Almost one in three people in Hong Kong are unhappy with society, with those aged 20 to 24 being the most dissatisfied, according to a survey by a local think tank.
The findings by the Hong Kong Ideas Centre were released before the government is due to unveil its political reform proposals to the Legislative Council later this month. The centre surveyed 1,505 people aged between 15 and 39, with up to 30 per cent saying they are dissatisfied with society.
Of the respondents aged 20 to 24, 42.7 per cent said society needs to change. This age group played a key role in last year's Occupy Central movement, which called for greater democracy.
Although more than 80 per cent of the respondents agreed that it is a civil responsibility to obey the law, 38 per cent said they supported civil disobedience in the pursuit of justice. This number rose to 47 per cent for 20- to 24-year-olds.

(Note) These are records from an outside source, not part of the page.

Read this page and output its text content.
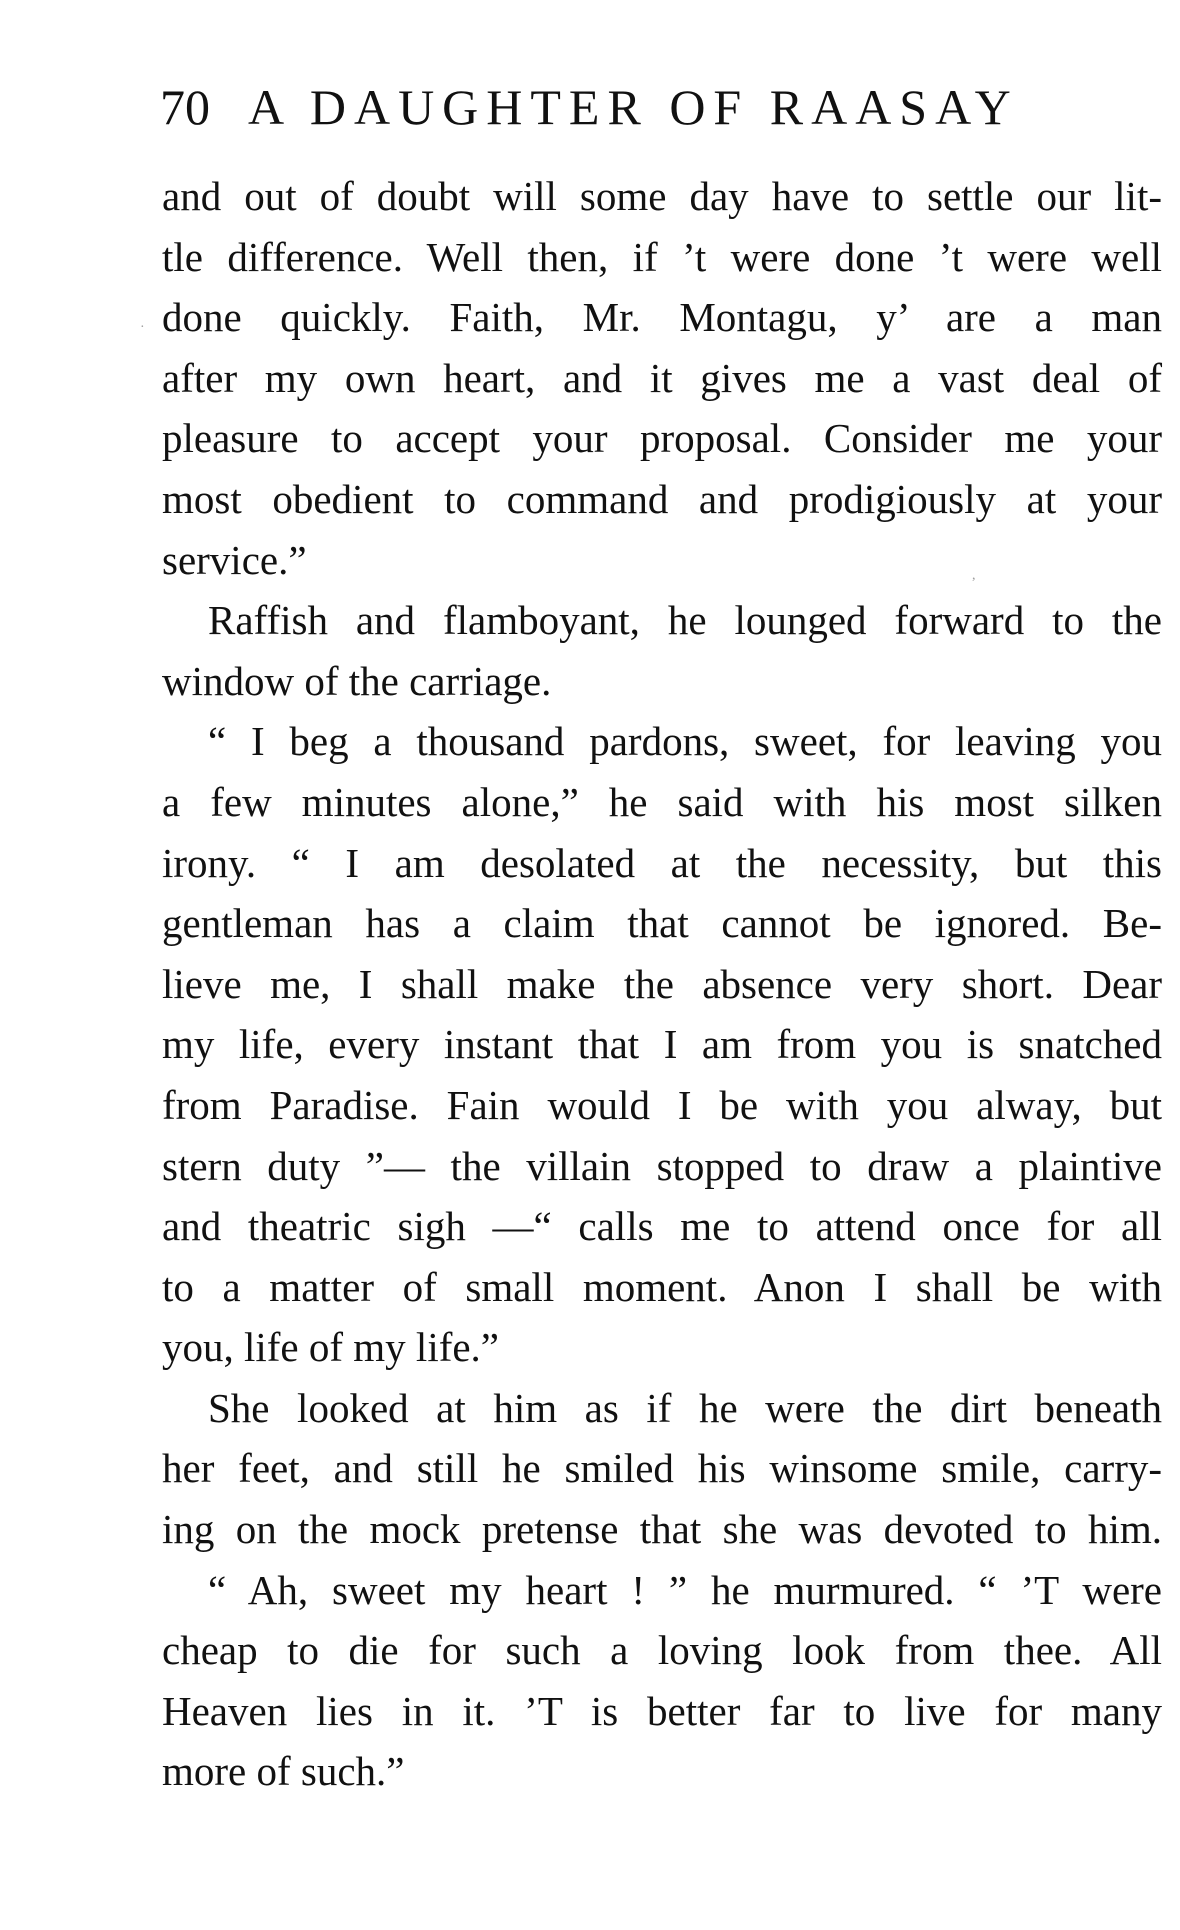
70 A DAUGHTER OF RAASAY
and out of doubt will some day have to settle our lit-
tle difference. Well then, if ’t were done ’t were well
done quickly. Faith, Mr. Montagu, y’ are a man
after my own heart, and it gives me a vast deal of
pleasure to accept your proposal. Consider me your
most obedient to command and prodigiously at your
service.”
Raffish and flamboyant, he lounged forward to the
window of the carriage.
“ I beg a thousand pardons, sweet, for leaving you
a few minutes alone,” he said with his most silken
irony. “ I am desolated at the necessity, but this
gentleman has a claim that cannot be ignored. Be-
lieve me, I shall make the absence very short. Dear
my life, every instant that I am from you is snatched
from Paradise. Fain would I be with you alway, but
stern duty ”— the villain stopped to draw a plaintive
and theatric sigh —“ calls me to attend once for all
to a matter of small moment. Anon I shall be with
you, life of my life.”
She looked at him as if he were the dirt beneath
her feet, and still he smiled his winsome smile, carry-
ing on the mock pretense that she was devoted to him.
“ Ah, sweet my heart ! ” he murmured. “ ’T were
cheap to die for such a loving look from thee. All
Heaven lies in it. ’T is better far to live for many
more of such.”
·
,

When asked about Occupy Central, 38 per cent supported it and 30 per cent were against it. Some 25 per cent said they would join a new Occupy movement, with 40 per cent saying they weren't sure.
"The survey shows the increasing level of political awareness among the younger generation," said student leader, Joshua Wong Chi-fung. "If pan-democrats change their stance in next week's vote on political reform, they will lose the support and confidence of this group."
But most young people responding to the survey cited housing, not politics, as their main area of grievance.
Thirty-eight per cent of respondents aren't happy with soaring rents and housing prices, and 28 per cent think the city needs more public housing.